The UK’s most successful pizza company has once more posted strong quarterly sales, cementing its dominant position in the fast food industry. Promotional activity and improvements to services played a huge role in Domino’s rise to the top – an element that still works in drawing increasing numbers of customers to the brand.
Domino’s managed to meet the poor weather head on with a 6.6 per cent rise in like for like sales during the first three months of 2013. Altogether, the firm managed to rake in sales amounting to £164 million in the 13 week period to the 31st of March.
A large part of the boom in business is due to the online ordering process, which increased hugely in popularity in the first quarter. More than half of Domino’s delivered sales were ordered online – 61.9 per cent to be precise – compared to the 49.8 per cent total recorded at the same time last year.
An increased consumer interest in technology, including apps, helped to push overall online platform orders up by 38.4 per cent to £82.4 million.

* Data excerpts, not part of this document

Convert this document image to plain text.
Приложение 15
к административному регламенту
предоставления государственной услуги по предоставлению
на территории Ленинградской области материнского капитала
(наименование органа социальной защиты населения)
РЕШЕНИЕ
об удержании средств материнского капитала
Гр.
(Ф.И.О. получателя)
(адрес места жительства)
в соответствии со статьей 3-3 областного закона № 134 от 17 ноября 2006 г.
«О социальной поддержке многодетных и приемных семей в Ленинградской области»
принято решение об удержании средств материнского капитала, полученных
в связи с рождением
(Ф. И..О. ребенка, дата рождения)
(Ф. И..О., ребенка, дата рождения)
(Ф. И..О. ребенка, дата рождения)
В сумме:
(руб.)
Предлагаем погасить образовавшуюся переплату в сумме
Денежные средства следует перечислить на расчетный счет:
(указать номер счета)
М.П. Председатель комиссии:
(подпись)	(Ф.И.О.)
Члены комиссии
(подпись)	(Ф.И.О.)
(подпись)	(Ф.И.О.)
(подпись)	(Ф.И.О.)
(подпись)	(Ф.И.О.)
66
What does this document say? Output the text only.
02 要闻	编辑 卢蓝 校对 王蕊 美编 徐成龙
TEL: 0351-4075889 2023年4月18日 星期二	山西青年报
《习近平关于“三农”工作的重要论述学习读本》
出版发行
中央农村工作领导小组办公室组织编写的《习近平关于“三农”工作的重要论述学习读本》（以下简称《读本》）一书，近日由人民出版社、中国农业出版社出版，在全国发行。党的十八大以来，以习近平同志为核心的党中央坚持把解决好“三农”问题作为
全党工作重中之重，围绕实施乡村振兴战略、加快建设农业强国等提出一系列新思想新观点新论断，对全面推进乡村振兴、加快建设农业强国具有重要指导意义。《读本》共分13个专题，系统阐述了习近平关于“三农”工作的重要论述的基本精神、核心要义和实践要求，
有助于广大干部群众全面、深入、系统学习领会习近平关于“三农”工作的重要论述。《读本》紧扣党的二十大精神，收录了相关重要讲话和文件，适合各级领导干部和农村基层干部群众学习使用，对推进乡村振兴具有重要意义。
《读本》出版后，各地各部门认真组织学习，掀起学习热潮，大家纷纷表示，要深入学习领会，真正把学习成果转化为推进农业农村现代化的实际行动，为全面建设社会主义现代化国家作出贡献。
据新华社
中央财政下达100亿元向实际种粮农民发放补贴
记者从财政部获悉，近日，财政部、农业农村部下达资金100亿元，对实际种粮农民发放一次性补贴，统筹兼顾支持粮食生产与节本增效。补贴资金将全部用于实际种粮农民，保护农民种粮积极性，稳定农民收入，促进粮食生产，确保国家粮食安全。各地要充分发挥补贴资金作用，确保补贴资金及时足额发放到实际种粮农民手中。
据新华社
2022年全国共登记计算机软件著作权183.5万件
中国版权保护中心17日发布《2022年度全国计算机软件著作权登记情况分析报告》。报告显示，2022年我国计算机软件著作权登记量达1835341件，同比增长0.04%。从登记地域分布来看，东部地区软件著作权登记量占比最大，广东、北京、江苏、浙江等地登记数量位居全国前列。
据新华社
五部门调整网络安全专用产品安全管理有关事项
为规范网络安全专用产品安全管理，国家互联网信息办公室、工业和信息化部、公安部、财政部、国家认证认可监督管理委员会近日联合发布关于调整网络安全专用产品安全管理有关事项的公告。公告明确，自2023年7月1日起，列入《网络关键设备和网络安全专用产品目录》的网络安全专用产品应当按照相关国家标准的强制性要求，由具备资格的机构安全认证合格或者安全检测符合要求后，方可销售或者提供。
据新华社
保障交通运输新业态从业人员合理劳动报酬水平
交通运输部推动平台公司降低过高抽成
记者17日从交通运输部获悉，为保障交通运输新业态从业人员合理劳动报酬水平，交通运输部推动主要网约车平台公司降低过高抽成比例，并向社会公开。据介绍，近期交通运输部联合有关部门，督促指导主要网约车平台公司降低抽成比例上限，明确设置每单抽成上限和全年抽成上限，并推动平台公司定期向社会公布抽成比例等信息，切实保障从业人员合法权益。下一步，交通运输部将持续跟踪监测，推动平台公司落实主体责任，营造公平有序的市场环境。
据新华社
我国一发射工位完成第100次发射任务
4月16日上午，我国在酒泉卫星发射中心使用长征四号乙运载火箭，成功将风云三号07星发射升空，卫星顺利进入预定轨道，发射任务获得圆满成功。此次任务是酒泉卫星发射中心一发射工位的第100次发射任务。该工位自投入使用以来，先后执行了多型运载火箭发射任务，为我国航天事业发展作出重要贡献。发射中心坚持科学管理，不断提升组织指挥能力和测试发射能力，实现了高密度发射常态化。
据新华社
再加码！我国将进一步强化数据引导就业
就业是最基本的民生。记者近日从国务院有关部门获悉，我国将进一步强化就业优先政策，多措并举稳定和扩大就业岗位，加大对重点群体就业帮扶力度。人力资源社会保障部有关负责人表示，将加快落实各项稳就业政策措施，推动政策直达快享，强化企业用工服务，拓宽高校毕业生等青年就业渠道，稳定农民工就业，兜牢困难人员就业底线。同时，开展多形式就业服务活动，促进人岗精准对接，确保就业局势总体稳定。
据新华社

Lance Batchelor, chief executive of the firm, announced that the successful first quarter meant full year results are “in line with market expectations for 2013.” However, he stated that complacency was not an option for the company given the economic situation.
He said; “New product launches, a relentless focus on service, industry leading online technology, an ever growing market budget and a healthy pipeline of new sites are just some of the ways we continue to drive this terrific business forward.”
While Mr Batchelor will be keen to curb excessive spending, this will not slow the chain’s relentless expansion programme in its key markets. Currently, Domino’s is present in the UK and Ireland, Germany and Switzerland – and will be expanding its interest in commercial property acquisitions over the coming year in order to offer new franchises.
In the UK and Ireland, for example, there are 780 Domino’s stores at present, with a further 60 branches expected to be added to its UK portfolio by the end of 2013. Last year, the pizza chain opened 56 stores in the UK, indicating the strengthening consumer base it controls.
Germany has only 20 takeaway outlets at the moment, but Mr Batchelor indicated that Domino’s will be doubling this number at least in the next 9 months. Switzerland, meanwhile, is currently undergoing store changes and staff retraining programmes in order to attract more customers.
With business going from strength to strength and an ever-growing number of consumers choosing Domino’s over more established fast food chains, it’s fair to say that their rivals may not be “lovin’ it” at present!
Do you think Domino’s should be taking advantage of their fortuitous position at present and implementing a programme of rapid expansion, or would saving capital as a reserve for later on in the year be a wiser decision?